23. The method of any one of claims 18 to 22, further comprising:

and sending first transaction information to a blockchain, wherein the first transaction information is used for the second server to acquire service management authority of the Internet of things equipment, second transaction information is recorded in the blockchain, and the second transaction information is used for the first server to transfer the service management authority to the second server.

24. An authentication system comprising an internet of things device, a first server and at least one second server, wherein the internet of things device, the first server and the second server are configured to cooperatively implement the steps of any one of the methods of claims 1 to 23.

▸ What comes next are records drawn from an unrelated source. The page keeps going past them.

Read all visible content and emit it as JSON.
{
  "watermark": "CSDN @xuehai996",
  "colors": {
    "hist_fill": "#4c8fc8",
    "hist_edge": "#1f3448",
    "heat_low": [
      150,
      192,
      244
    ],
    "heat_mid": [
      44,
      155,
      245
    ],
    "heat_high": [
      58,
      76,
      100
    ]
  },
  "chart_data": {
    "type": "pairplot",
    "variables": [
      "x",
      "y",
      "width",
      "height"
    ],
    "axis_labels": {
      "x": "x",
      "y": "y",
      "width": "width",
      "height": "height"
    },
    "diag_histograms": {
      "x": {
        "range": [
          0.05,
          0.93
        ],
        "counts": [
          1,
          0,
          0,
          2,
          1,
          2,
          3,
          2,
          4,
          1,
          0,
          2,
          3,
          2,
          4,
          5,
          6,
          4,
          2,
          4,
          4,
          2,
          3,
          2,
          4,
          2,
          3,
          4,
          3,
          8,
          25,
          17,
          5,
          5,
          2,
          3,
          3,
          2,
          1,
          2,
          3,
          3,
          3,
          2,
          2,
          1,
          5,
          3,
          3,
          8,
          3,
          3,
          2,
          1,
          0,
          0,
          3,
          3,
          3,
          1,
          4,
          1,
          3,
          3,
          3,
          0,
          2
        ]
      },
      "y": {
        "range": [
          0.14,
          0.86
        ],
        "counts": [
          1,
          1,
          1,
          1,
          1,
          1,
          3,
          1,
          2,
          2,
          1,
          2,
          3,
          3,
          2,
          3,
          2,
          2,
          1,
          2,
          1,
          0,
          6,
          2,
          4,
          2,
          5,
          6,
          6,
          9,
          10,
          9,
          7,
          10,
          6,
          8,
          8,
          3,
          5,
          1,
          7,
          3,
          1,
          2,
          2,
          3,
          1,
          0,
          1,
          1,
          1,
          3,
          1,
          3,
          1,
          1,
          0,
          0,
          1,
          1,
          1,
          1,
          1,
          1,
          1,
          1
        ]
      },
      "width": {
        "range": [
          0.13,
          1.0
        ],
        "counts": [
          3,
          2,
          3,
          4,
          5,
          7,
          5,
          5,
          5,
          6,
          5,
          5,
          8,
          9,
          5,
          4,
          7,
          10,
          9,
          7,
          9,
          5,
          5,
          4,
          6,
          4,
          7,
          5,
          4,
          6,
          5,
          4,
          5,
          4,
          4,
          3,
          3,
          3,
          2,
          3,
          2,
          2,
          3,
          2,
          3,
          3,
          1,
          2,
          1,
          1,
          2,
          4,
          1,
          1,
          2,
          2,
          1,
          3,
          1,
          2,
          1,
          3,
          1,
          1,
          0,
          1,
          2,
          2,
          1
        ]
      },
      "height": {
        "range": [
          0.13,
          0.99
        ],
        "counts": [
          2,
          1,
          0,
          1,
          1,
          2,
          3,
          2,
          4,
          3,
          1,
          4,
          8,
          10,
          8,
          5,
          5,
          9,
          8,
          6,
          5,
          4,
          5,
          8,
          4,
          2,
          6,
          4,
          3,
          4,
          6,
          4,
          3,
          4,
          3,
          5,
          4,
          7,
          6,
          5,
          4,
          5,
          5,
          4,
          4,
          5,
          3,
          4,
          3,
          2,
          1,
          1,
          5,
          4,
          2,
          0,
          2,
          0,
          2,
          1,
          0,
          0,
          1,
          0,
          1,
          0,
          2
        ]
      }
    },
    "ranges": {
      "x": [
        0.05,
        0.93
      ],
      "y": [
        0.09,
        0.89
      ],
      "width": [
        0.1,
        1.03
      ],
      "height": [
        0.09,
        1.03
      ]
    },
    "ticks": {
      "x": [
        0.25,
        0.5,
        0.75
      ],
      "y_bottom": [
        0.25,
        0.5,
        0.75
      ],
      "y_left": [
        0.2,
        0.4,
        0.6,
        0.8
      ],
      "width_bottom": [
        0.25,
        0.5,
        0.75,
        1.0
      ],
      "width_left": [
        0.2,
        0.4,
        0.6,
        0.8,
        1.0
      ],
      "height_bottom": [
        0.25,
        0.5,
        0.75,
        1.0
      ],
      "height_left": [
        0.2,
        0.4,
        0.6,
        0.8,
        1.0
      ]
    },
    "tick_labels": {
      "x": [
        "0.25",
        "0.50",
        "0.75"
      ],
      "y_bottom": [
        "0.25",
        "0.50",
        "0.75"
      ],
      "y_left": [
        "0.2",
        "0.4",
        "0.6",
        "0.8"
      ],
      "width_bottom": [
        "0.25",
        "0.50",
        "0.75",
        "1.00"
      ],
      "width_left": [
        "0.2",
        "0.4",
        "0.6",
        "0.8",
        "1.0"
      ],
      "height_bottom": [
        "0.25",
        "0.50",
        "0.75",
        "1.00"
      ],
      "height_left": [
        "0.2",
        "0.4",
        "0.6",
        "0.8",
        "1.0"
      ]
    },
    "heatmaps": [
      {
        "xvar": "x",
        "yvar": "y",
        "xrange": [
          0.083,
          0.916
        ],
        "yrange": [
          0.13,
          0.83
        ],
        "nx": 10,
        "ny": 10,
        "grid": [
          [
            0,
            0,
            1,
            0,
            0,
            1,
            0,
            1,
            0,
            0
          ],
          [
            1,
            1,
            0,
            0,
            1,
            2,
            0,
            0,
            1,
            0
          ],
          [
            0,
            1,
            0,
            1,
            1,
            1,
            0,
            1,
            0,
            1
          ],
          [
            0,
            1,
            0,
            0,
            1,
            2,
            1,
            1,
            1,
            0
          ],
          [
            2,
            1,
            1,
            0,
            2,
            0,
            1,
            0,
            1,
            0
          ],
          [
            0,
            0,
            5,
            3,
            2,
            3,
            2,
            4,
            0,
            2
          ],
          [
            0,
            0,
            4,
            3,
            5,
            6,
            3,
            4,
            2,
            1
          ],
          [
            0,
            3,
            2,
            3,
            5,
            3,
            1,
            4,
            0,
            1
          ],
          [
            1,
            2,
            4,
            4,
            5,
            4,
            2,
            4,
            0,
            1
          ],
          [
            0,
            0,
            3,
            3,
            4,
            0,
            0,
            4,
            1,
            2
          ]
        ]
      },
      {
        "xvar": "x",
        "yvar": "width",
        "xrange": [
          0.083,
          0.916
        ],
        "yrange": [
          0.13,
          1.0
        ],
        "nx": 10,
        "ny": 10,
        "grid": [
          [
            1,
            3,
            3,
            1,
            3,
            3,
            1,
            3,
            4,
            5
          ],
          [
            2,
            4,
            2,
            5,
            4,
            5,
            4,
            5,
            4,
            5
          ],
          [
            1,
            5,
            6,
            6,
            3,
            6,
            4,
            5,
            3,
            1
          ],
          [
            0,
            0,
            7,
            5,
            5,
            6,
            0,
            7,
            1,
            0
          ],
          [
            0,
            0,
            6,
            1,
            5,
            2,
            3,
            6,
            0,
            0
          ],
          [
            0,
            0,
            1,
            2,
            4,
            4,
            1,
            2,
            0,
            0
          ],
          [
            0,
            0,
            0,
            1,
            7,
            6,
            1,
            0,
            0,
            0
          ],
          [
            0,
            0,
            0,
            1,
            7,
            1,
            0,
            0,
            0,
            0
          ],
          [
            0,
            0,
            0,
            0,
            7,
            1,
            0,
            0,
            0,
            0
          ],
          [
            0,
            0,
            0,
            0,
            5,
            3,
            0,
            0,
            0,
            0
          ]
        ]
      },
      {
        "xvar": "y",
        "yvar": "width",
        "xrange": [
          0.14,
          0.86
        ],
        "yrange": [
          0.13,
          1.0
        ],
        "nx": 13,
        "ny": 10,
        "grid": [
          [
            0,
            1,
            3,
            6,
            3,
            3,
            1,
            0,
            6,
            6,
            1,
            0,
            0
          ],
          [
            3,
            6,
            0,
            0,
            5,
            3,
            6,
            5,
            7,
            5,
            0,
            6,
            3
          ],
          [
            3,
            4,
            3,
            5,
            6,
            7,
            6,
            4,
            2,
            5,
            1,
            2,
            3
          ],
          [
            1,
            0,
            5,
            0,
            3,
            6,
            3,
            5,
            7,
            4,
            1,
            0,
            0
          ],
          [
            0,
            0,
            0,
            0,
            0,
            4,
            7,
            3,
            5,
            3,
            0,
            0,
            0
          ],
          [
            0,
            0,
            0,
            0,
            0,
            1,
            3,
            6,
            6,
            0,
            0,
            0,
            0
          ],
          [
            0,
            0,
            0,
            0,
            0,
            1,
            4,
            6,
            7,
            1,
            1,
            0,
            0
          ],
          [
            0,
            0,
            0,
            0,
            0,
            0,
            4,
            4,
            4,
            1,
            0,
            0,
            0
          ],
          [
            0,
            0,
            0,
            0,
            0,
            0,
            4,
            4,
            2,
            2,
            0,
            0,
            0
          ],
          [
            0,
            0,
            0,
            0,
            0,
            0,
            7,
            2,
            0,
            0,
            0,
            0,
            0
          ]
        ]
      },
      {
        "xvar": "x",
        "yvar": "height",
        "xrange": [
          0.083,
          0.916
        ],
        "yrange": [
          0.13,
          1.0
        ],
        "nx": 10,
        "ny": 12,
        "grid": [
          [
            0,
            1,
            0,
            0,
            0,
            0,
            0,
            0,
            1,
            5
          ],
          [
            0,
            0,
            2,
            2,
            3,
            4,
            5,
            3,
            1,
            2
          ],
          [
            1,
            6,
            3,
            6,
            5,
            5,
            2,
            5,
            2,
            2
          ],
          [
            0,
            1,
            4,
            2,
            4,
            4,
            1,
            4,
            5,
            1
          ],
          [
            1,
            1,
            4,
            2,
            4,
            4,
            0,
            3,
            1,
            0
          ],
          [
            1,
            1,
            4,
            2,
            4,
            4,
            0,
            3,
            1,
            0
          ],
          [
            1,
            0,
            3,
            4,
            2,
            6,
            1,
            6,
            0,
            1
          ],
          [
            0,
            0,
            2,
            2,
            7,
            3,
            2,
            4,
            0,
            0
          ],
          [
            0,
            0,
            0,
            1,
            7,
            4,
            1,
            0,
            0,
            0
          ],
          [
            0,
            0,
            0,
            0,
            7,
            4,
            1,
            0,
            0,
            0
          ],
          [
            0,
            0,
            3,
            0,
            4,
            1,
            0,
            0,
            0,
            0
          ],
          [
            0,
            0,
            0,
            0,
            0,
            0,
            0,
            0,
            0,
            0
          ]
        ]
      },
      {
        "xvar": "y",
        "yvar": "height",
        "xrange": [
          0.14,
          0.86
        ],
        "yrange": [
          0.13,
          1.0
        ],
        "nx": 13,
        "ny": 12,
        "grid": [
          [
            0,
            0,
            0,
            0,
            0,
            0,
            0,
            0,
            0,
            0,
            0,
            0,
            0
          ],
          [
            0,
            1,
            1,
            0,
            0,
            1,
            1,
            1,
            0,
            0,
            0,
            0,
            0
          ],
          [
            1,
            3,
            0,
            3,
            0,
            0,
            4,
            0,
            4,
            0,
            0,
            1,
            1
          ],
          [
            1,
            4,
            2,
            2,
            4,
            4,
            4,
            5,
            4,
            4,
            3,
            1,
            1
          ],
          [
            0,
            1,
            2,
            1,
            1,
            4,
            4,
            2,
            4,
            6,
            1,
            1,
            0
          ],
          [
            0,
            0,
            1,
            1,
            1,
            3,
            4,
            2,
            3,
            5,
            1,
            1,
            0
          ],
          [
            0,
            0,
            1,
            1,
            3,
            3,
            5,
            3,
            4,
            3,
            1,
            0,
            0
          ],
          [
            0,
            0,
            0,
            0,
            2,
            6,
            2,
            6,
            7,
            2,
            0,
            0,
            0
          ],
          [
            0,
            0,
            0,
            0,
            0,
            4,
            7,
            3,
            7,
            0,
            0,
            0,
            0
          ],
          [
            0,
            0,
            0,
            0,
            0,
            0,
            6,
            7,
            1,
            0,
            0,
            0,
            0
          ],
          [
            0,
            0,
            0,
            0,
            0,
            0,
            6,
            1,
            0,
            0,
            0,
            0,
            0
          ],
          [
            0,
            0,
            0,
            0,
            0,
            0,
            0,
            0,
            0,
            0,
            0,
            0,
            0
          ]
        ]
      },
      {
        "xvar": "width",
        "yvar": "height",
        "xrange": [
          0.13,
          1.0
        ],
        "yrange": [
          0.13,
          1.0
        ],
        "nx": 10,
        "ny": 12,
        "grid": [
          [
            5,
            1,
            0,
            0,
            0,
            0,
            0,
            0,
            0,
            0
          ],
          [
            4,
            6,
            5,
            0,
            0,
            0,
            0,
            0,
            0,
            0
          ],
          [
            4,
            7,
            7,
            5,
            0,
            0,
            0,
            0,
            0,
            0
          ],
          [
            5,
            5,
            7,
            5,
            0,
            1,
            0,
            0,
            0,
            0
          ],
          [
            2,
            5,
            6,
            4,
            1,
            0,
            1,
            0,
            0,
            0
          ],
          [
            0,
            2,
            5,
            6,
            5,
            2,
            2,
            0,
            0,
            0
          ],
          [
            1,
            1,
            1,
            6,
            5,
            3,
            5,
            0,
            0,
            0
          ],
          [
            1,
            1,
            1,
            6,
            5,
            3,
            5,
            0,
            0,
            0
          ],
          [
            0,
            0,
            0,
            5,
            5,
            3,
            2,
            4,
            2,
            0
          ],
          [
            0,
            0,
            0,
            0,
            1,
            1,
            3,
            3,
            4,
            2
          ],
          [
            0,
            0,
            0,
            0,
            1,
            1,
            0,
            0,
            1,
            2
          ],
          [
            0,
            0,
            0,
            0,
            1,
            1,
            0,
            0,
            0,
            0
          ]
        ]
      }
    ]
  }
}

25. An authentication system, comprising an internet of things device, a first server and at least one second server, wherein the first server is a server connectable to the internet of things device in a preset manner, and the second server is a server connectable to the internet of things device in a non-preset manner, wherein:

26. The system of claim 25, wherein the second server is further configured to send a device key to the internet of things device if authentication is determined to be passed based on the authentication response; the internet of things device is further configured to establish a communication connection with the second server based on the device key.

27. An authentication device, adapted for internet of things devices, the device comprising:

and the authentication request sending module is used for sending a first authentication request to the second server according to the second address, wherein the first authentication request at least carries authentication information of the internet of things equipment and the first address.

28. An authentication apparatus adapted to use a first server, the apparatus comprising:

29. An authentication apparatus adapted for use with a second server, the apparatus comprising:

the authentication request receiving module is used for receiving a first authentication request sent by the Internet of things equipment;

30. An electronic device, comprising:

a processor;

a memory for storing a computer program;

wherein the computer program, when executed by a processor, implements the authentication method of any one of claims 1 to 23.

31. A computer-readable storage medium storing a computer program, the computer program, when executed by a processor, implementing the steps in the authentication method of any one of claims 1 to 23.